E,3=Nr.37)] “evi barkı terkedip (evden çıkıp) altı yıl inziva ormanında (tapavan

= skr. tapavana) keşişlik ızdırabı (duşkrçar emgek = skr. duskaracarya) çektiğini,”

antran39 kopup tŋri burkannıŋ köligesiŋe sıgıntı [Maitr. (5. E, (?)=Nr.

93)] “Oradan da kalkıp Tanrı Burkan ‘ın gölgesine sığındı,”

biz öŋre kişi etözünte erken şakimun burkan şazınıntakı ewdin barktın önmiş toyın şmnanç şrmiri şrmirençler neŋ arıg çkşabut ların artatdımız [Maitr. (174.

XX, 15=Nr. 30)] “Önce insan varlığındayken, Buda Sakyamuni disiplininde evden barktan ayrılıp toy keşiş ve toy rahibelerin; keşişlerin ve rahibelerin saf buyruklarını kırdık:”

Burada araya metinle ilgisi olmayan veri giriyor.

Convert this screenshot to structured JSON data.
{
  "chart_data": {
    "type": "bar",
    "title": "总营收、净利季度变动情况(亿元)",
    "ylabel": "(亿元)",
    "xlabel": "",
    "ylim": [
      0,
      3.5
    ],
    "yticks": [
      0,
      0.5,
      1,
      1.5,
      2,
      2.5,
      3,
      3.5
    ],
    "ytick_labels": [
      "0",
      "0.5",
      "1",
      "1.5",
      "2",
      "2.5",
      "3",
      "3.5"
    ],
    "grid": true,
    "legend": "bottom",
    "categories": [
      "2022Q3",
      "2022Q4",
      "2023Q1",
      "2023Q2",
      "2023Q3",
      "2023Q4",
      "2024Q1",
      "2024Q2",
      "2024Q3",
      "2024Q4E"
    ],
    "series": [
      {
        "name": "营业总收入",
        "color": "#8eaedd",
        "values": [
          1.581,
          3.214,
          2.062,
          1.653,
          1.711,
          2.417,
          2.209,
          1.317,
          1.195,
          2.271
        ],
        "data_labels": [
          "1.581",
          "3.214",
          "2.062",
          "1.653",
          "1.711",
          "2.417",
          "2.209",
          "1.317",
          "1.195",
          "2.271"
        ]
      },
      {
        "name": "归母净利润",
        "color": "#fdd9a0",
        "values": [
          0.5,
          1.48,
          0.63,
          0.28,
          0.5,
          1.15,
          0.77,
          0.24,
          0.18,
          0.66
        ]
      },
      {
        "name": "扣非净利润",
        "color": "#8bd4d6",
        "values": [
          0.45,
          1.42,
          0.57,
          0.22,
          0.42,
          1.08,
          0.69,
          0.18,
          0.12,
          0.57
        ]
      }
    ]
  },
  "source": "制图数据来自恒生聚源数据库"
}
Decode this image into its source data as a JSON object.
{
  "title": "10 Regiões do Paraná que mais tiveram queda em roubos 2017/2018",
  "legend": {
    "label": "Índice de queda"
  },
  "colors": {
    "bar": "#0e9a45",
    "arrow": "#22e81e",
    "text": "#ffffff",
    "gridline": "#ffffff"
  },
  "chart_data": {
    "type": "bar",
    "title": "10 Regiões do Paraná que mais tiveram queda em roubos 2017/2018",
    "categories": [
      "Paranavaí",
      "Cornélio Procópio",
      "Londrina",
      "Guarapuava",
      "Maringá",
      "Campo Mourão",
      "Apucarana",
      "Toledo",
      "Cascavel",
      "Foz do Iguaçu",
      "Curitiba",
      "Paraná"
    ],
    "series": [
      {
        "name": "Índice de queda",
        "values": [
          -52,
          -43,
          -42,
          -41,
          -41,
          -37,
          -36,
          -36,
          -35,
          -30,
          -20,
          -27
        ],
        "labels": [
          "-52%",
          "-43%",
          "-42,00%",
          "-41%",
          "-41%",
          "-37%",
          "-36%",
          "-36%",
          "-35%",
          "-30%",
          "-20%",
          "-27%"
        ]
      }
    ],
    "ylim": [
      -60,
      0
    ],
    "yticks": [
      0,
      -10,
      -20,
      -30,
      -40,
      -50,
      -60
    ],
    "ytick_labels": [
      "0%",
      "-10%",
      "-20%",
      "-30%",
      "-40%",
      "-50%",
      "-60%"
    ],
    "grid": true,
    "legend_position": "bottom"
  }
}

ol ayıg kılınç küçinte ulug tamularda togdumuz tamudın kurtulup bu kiçig tamularda togmış erür biz [Maitr. (110.=Nr. 89)] “Bu kötü amel yüzünden büyük cehennemlerde doğduk. Cehennemden kurtulup bu küçük cehennemlerde doğduk.”

ötrü olurmış orunıntın40 örü turup, [SY 011] “ve oturduğu koltuğundan kalkıp,”

ol ödün alkınçsız ülgüsüz etüzlüg bodistw orunta turup, eligin kawşurup, teŋri burkanka inçe tip ötüg ötünti [SY 376] “Sonra “Bitmez tükenemez, Aşırı vücutlı” (adlı) Bodhisattva koltuğundan kalktı, ellerini bir araya getirdi ve ilahi Buda'ya şu soruyu sundu:”

39 antran ‘oradan’. Bu sözcük Maitrisimit ‘te çok yaygın kullanılan bir zamirdir. Ş. Tekin (1976: 295) bu zamirin teşekkülü hakkında şu ifadelere yer verir: antran, andıran, andırtın. Bütün bu şekillerde öngdüri, öngdürti, kidirti, üstürdi, üstürti, kündüri kelimelerinde, Moğolcadaki bulunma hâl eki olan +tur, +tır görülmektedir (krş. Küntüz <kün + tüz). Anlamı ve kullanış alanı çok daraldığından bu ek kendisinden sonra zorunlu olarak bir eski verme hâli eki +a ve vasıta hali eki +n almış olmalıdır: an + dır + a + n (Ek yığılması).

40 TT VI ‘daki Sekiz Yükmek Yaruk ‘un ilk 26 satırı Berlin’deki fragmanlardan oluşmaktadır. Geri kalan fragmanlar Londra ‘ya aittir. Dolayısıyla Londra fragmanlarında görülmeyen -tın ablatif eki Berlin fragmanına aittir.

adra atlıg bilig teŋri yirinten yana agam bitig, nirwan bitig belgürer [SY 415] “Buna karşılık, Agama kitapları ve Nirvana kitapları 'Adra adıyla bilinen Tanrılar Ülkesi 'nden geliyor.”